A recent restart in some cp hosts highlighted that HAProxy (more precisely, the ExecStartPre=/usr/local/sbin/update-ocsp-all script) fails to start due to unreachable network.
Looking at the journal, the NIC is reported as "UP" about 2 seconds after systemd states that network is up. The current unit for haproxy has the
After=network.target
And apparently this is not sufficient to manage this kind of conditions.
Documentation in this sense suggest the use of network-online.target instead but the log timeline suggests that this could not be sufficient:
Jun 4 13:35:01 cp7010 systemd[1]: Reached target Network is Online.
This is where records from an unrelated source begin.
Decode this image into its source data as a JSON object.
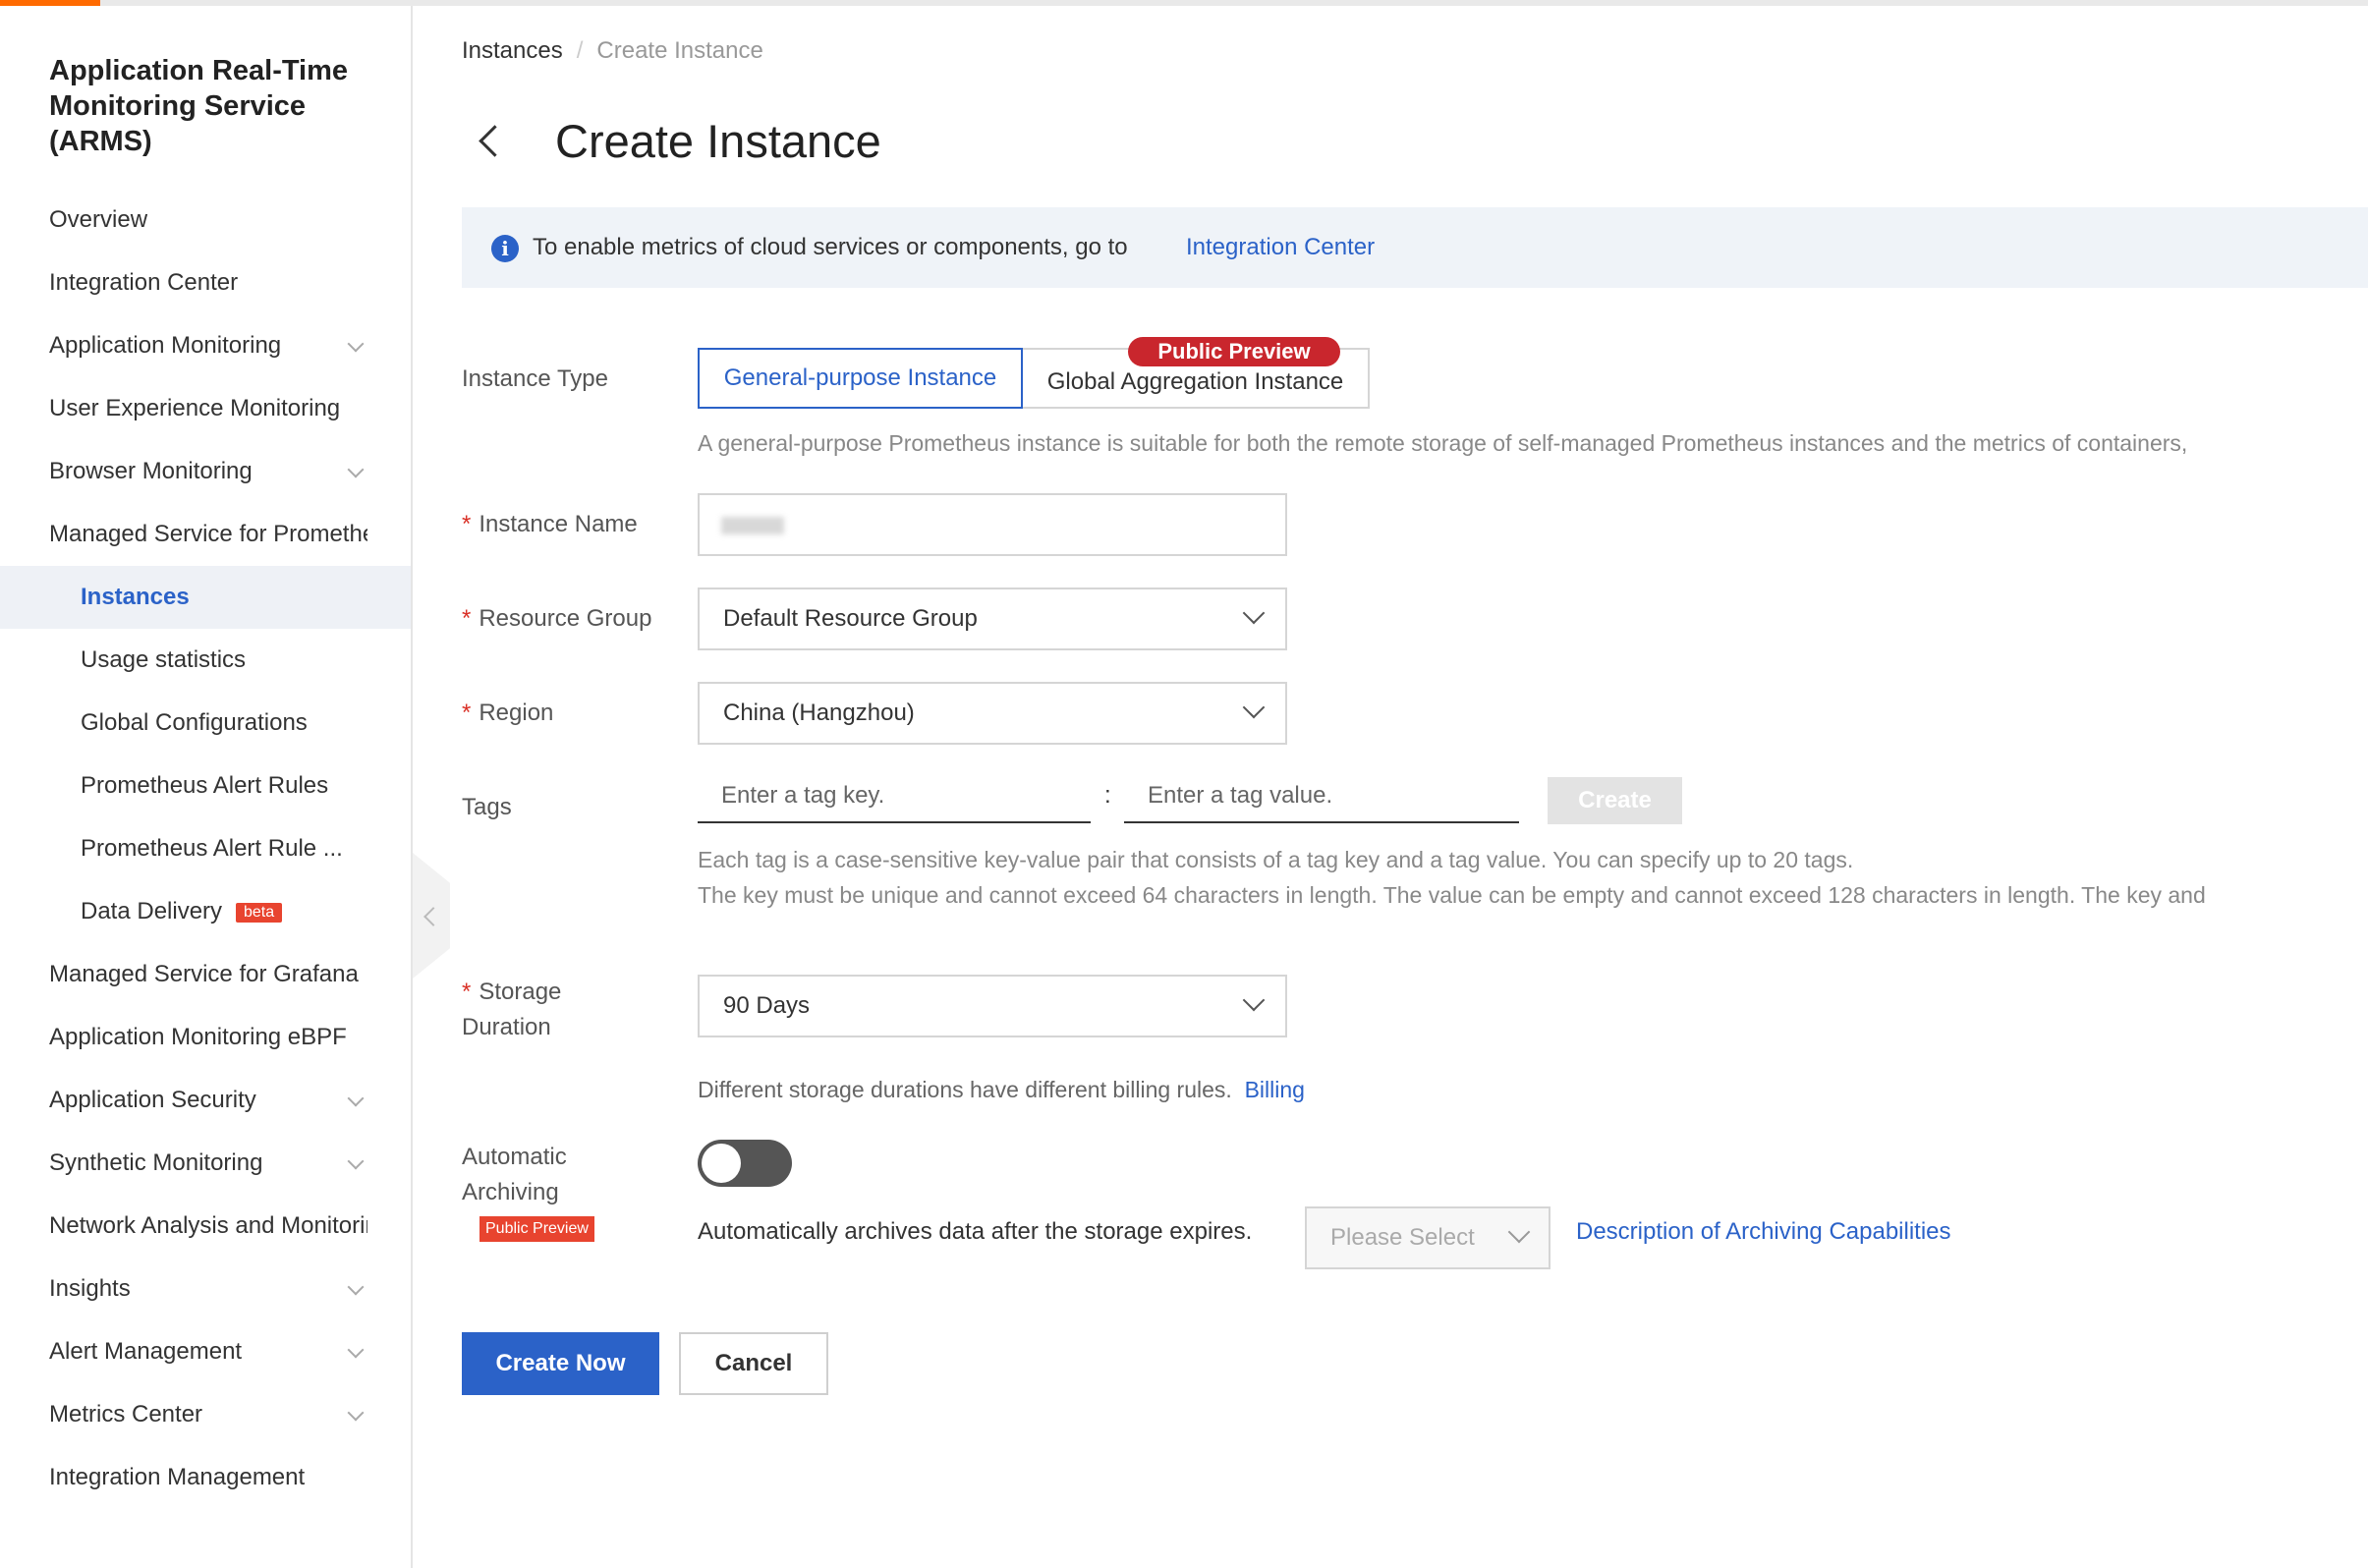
{
  "colors": {
    "accent": "#ff6a00",
    "primary": "#2b62c8",
    "required": "#d93026",
    "badge_red": "#c9262d"
  },
  "sidebar": {
    "title": "Application Real-Time Monitoring Service (ARMS)",
    "items": [
      {
        "label": "Overview"
      },
      {
        "label": "Integration Center"
      },
      {
        "label": "Application Monitoring"
      },
      {
        "label": "User Experience Monitoring"
      },
      {
        "label": "Browser Monitoring"
      },
      {
        "label": "Managed Service for Prometheus"
      },
      {
        "label": "Instances"
      },
      {
        "label": "Usage statistics"
      },
      {
        "label": "Global Configurations"
      },
      {
        "label": "Prometheus Alert Rules"
      },
      {
        "label": "Prometheus Alert Rule ..."
      },
      {
        "label": "Data Delivery",
        "badge": "beta"
      },
      {
        "label": "Managed Service for Grafana"
      },
      {
        "label": "Application Monitoring eBPF"
      },
      {
        "label": "Application Security"
      },
      {
        "label": "Synthetic Monitoring"
      },
      {
        "label": "Network Analysis and Monitoring"
      },
      {
        "label": "Insights"
      },
      {
        "label": "Alert Management"
      },
      {
        "label": "Metrics Center"
      },
      {
        "label": "Integration Management"
      }
    ]
  },
  "breadcrumb": {
    "parent": "Instances",
    "separator": "/",
    "current": "Create Instance"
  },
  "page": {
    "title": "Create Instance"
  },
  "info": {
    "text": "To enable metrics of cloud services or components, go to",
    "link": "Integration Center"
  },
  "form": {
    "instance_type": {
      "label": "Instance Type",
      "options": [
        "General-purpose Instance",
        "Global Aggregation Instance"
      ],
      "preview_badge": "Public Preview",
      "help": "A general-purpose Prometheus instance is suitable for both the remote storage of self-managed Prometheus instances and the metrics of containers,"
    },
    "instance_name": {
      "label": "Instance Name",
      "required_mark": "*"
    },
    "resource_group": {
      "label": "Resource Group",
      "required_mark": "*",
      "value": "Default Resource Group"
    },
    "region": {
      "label": "Region",
      "required_mark": "*",
      "value": "China (Hangzhou)"
    },
    "tags": {
      "label": "Tags",
      "key_placeholder": "Enter a tag key.",
      "colon": ":",
      "value_placeholder": "Enter a tag value.",
      "create_label": "Create",
      "help_line1": "Each tag is a case-sensitive key-value pair that consists of a tag key and a tag value. You can specify up to 20 tags.",
      "help_line2": "The key must be unique and cannot exceed 64 characters in length. The value can be empty and cannot exceed 128 characters in length. The key and"
    },
    "storage_duration": {
      "label_line1": "Storage",
      "label_line2": "Duration",
      "required_mark": "*",
      "value": "90 Days",
      "help": "Different storage durations have different billing rules.",
      "billing_link": "Billing"
    },
    "archiving": {
      "label_line1": "Automatic",
      "label_line2": "Archiving",
      "badge": "Public Preview",
      "enabled": false,
      "text": "Automatically archives data after the storage expires.",
      "select_placeholder": "Please Select",
      "link": "Description of Archiving Capabilities"
    }
  },
  "actions": {
    "submit": "Create Now",
    "cancel": "Cancel"
  }
}
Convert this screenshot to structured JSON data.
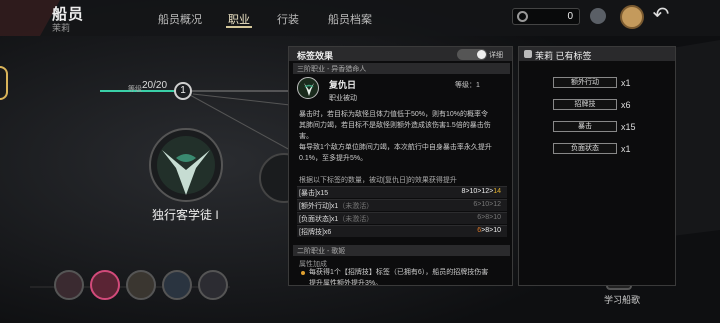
{
  "header": {
    "title": "船员",
    "subtitle": "茉莉",
    "tabs": [
      "船员概况",
      "职业",
      "行装",
      "船员档案"
    ],
    "counter_value": "0"
  },
  "crew": {
    "level_label": "等级",
    "level_value": "20/20",
    "next_node": "1",
    "class_name": "独行客学徒 I",
    "learn_label": "学习船歌"
  },
  "tag_panel": {
    "title": "标签效果",
    "detail_label": "详细",
    "tier3_label": "三阶职业 - 异香猎命人",
    "skill": {
      "name": "复仇日",
      "level": "等级：1",
      "type": "职业被动"
    },
    "description_lines": [
      "暴击时，若目标为敌怪且体力值低于50%，则有10%的概率令",
      "其肺间力竭，若目标不是敌怪则额外造成该伤害1.5倍的暴击伤",
      "害。",
      "每导致1个敌方单位肺间力竭，本次航行中自身暴击率永久提升",
      "0.1%，至多提升5%。"
    ],
    "scale_note": "根据以下标签的数量，被动[复仇日]的效果获得提升",
    "rows": [
      {
        "label": "[暴击]x15",
        "note": "",
        "left": "8>10>12>",
        "highlight": "14",
        "highlight_color": "gold",
        "right": ""
      },
      {
        "label": "[额外行动]x1",
        "note": "（未激活）",
        "left": "",
        "highlight": "",
        "highlight_color": "",
        "right": "6>10>12"
      },
      {
        "label": "[负面状态]x1",
        "note": "（未激活）",
        "left": "",
        "highlight": "",
        "highlight_color": "",
        "right": "6>8>10"
      },
      {
        "label": "[招牌技]x6",
        "note": "",
        "left": "",
        "highlight": "6",
        "highlight_color": "orange",
        "right": ">8>10"
      }
    ],
    "tier2_label": "二阶职业 - 歌姬",
    "attr_label": "属性加成",
    "attr_text_lines": [
      "每获得1个【招牌技】标签（已拥有6），船员的招牌技伤害",
      "提升属性额外提升3%。"
    ]
  },
  "owned_tags": {
    "title": "茉莉 已有标签",
    "tags": [
      {
        "name": "额外行动",
        "count": "x1"
      },
      {
        "name": "招牌技",
        "count": "x6"
      },
      {
        "name": "暴击",
        "count": "x15"
      },
      {
        "name": "负面状态",
        "count": "x1"
      }
    ]
  },
  "colors": {
    "accent_gold": "#e0b030",
    "accent_orange": "#e07a2a",
    "panel_bg": "#0c0c0d"
  }
}
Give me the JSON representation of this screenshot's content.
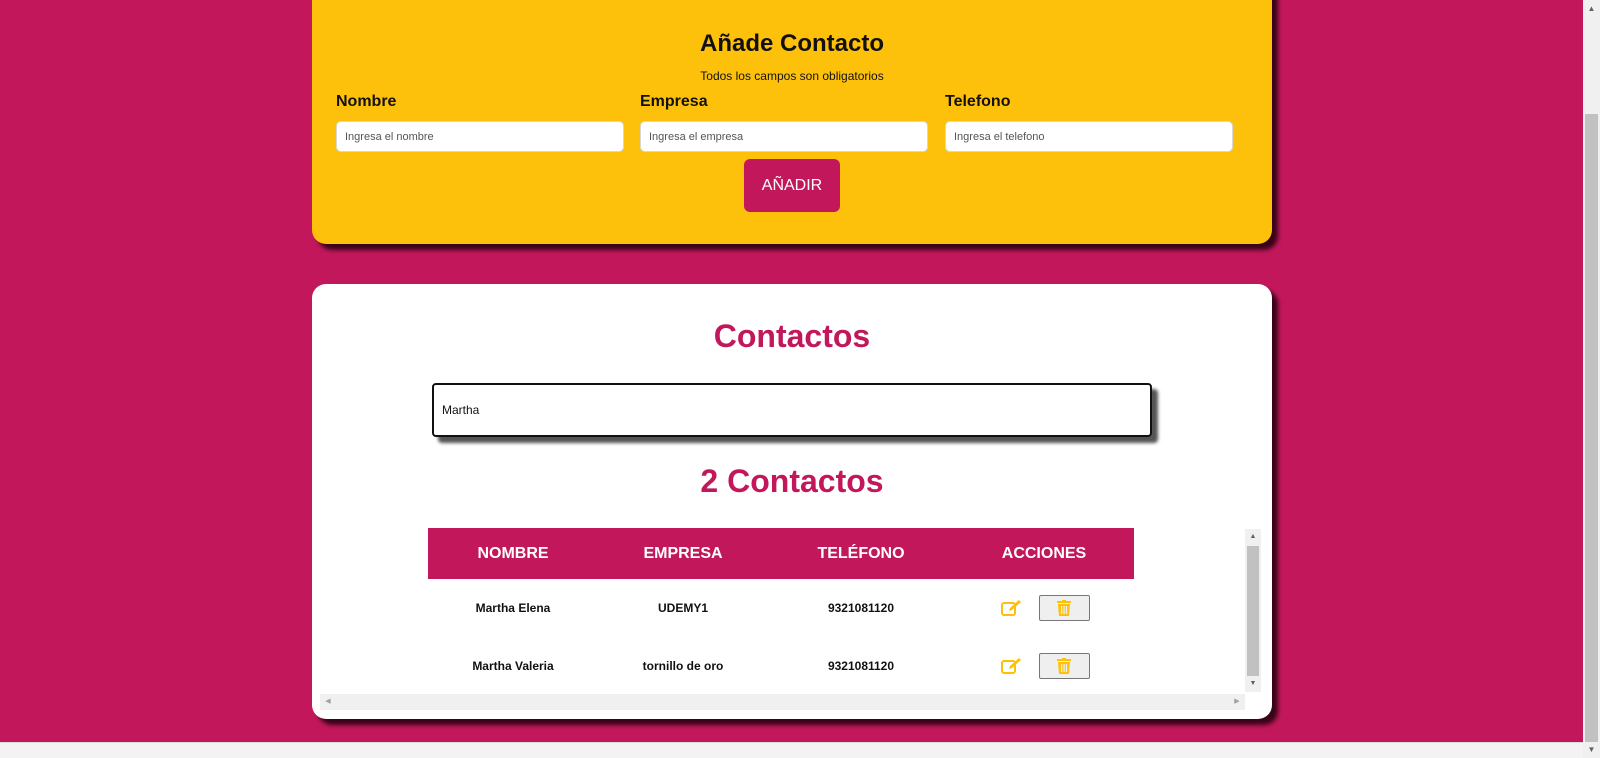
{
  "form": {
    "title": "Añade Contacto",
    "subtitle": "Todos los campos son obligatorios",
    "fields": [
      {
        "label": "Nombre",
        "placeholder": "Ingresa el nombre",
        "value": ""
      },
      {
        "label": "Empresa",
        "placeholder": "Ingresa el empresa",
        "value": ""
      },
      {
        "label": "Telefono",
        "placeholder": "Ingresa el telefono",
        "value": ""
      }
    ],
    "submit_label": "AÑADIR"
  },
  "contacts": {
    "title": "Contactos",
    "search_value": "Martha",
    "count_text": "2 Contactos",
    "columns": [
      "NOMBRE",
      "EMPRESA",
      "TELÉFONO",
      "ACCIONES"
    ],
    "rows": [
      {
        "nombre": "Martha Elena",
        "empresa": "UDEMY1",
        "telefono": "9321081120"
      },
      {
        "nombre": "Martha Valeria",
        "empresa": "tornillo de oro",
        "telefono": "9321081120"
      }
    ]
  },
  "icons": {
    "edit": "edit-icon",
    "delete": "trash-icon"
  },
  "colors": {
    "background": "#c2185b",
    "form_card": "#fec10b",
    "accent": "#c2185b",
    "icon": "#fec10b"
  }
}
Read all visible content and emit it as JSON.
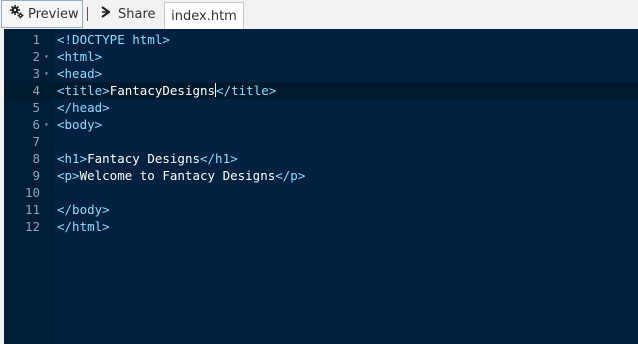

Jun 4 13:35:01 cp7010 systemd[1]: Starting HAProxy Load Balancer... Jun 4 13:35:03 cp7010 kernel: [ 25.257411] bnxt_en 0000:4b:00.0 eno12399np0: NIC Link is Up, 25000 Mbps full duplex, Flow control: none Jun 4 13:35:03 cp7010 kernel: [ 25.257413] bnxt_en 0000:4b:00.0 eno12399np0: FEC autoneg off encoding: Clause 74 BaseR
We should investigate if:
- This issue is reproducible every time the host is rebooted
- This issue is only related to magru or affects other hosts in other DCs too
- Changing After=network.target to After=network-online.target fixes this or a better way to check if network is actually reachable is needed.
- Other services could benefit from this change